The Shaker Farm Historic District is an early twentieth-century suburban residential development of approximately 266 acres, first laid out in 1904. The District occupies the northern section of 1,393 acres owned by the North Union Shaker Colony between 1822 and 1892 and predates the development of today’s Shaker Heights.
Like many other Cleveland Heights neighborhoods, the development followed the romantic suburban design prevalent at that time, favoring winding streets over more traditionally designed gridded streets and targeted the Cleveland elite’s desire to get away from the industrialized city center. The area was very rural and real estate advertising promoted “the benefits and delights of living in the country,” including “fresh air, pure water and spacious surroundings” and “the fragrance of nature’s wild flowers.”
All the homes in the district are designed for single-family occupancy and many were constructed with space for live-in servants, including the upper story of carriage houses, rooms above attached garages, servants’ wings, and rooms on third floors. Oftentimes there was a separate staircase for the help.

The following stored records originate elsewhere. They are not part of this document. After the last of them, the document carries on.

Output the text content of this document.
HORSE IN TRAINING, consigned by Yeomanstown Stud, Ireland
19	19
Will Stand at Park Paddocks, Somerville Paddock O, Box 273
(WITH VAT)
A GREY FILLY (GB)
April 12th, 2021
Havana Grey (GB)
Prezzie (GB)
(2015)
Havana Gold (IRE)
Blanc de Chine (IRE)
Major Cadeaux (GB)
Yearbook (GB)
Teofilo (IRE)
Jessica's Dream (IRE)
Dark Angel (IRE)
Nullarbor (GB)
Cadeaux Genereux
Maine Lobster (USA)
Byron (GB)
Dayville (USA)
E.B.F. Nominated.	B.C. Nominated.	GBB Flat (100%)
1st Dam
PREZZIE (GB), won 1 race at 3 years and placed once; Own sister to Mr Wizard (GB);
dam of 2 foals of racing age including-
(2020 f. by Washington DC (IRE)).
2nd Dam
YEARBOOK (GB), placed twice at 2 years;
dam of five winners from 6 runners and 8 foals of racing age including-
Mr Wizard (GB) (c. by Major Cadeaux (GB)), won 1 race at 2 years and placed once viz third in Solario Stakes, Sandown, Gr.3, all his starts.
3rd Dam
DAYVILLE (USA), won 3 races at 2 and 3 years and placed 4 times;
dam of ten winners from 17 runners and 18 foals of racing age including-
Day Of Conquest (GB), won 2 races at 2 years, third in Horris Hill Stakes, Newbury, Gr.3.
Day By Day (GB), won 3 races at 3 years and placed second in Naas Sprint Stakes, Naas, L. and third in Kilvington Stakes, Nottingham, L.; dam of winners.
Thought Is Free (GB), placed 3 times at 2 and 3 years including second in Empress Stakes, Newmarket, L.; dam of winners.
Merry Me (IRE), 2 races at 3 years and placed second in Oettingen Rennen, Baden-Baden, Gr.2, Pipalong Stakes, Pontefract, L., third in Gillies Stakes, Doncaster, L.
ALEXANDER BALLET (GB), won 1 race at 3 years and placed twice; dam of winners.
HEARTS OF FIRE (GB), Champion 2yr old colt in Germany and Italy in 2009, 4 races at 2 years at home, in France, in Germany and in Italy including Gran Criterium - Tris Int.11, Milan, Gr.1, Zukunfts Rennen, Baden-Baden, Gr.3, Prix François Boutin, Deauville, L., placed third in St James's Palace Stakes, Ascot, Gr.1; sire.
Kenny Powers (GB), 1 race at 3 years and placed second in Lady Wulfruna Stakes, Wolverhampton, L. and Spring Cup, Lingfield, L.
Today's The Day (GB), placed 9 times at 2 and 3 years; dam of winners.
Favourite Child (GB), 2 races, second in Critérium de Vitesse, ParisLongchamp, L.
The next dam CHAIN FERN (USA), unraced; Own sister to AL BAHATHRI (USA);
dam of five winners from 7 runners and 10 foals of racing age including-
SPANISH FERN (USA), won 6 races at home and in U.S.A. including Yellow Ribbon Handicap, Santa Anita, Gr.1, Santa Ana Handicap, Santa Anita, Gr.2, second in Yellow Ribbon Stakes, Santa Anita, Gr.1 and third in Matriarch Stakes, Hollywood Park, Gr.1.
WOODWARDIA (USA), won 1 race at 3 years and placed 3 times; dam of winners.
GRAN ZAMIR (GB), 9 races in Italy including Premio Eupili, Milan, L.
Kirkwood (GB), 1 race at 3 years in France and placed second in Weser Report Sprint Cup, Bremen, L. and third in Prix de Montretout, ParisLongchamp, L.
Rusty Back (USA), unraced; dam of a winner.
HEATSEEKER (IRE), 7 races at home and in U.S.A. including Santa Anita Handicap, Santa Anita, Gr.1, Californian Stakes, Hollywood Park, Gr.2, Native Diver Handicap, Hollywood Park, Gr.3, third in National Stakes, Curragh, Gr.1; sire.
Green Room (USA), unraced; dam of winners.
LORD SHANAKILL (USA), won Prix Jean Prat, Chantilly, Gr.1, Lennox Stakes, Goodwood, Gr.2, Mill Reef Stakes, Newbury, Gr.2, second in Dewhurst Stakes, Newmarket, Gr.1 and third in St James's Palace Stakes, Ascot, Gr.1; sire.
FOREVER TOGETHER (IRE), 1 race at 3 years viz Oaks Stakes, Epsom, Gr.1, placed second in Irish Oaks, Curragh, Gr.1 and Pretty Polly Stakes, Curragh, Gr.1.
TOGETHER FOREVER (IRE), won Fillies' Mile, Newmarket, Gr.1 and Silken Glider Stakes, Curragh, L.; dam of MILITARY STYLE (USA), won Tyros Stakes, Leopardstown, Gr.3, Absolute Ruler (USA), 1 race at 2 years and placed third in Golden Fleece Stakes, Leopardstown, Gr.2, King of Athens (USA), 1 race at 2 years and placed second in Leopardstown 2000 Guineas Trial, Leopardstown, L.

High quality materials were used, with many homes constructed of brick, stone and stucco and others using clapboard and wood shingles. Unlike many developments of this time, a high percentage of the homes were architect designed, with attention to style, detail and amenities. The District’s houses reflect the eclecticism prevalent in early twentieth-century domestic architecture. Dominant architectural styles are the Colonial Revival, Medieval Revival and Picturesque, though as was common, many are eclectic blends of popular styles.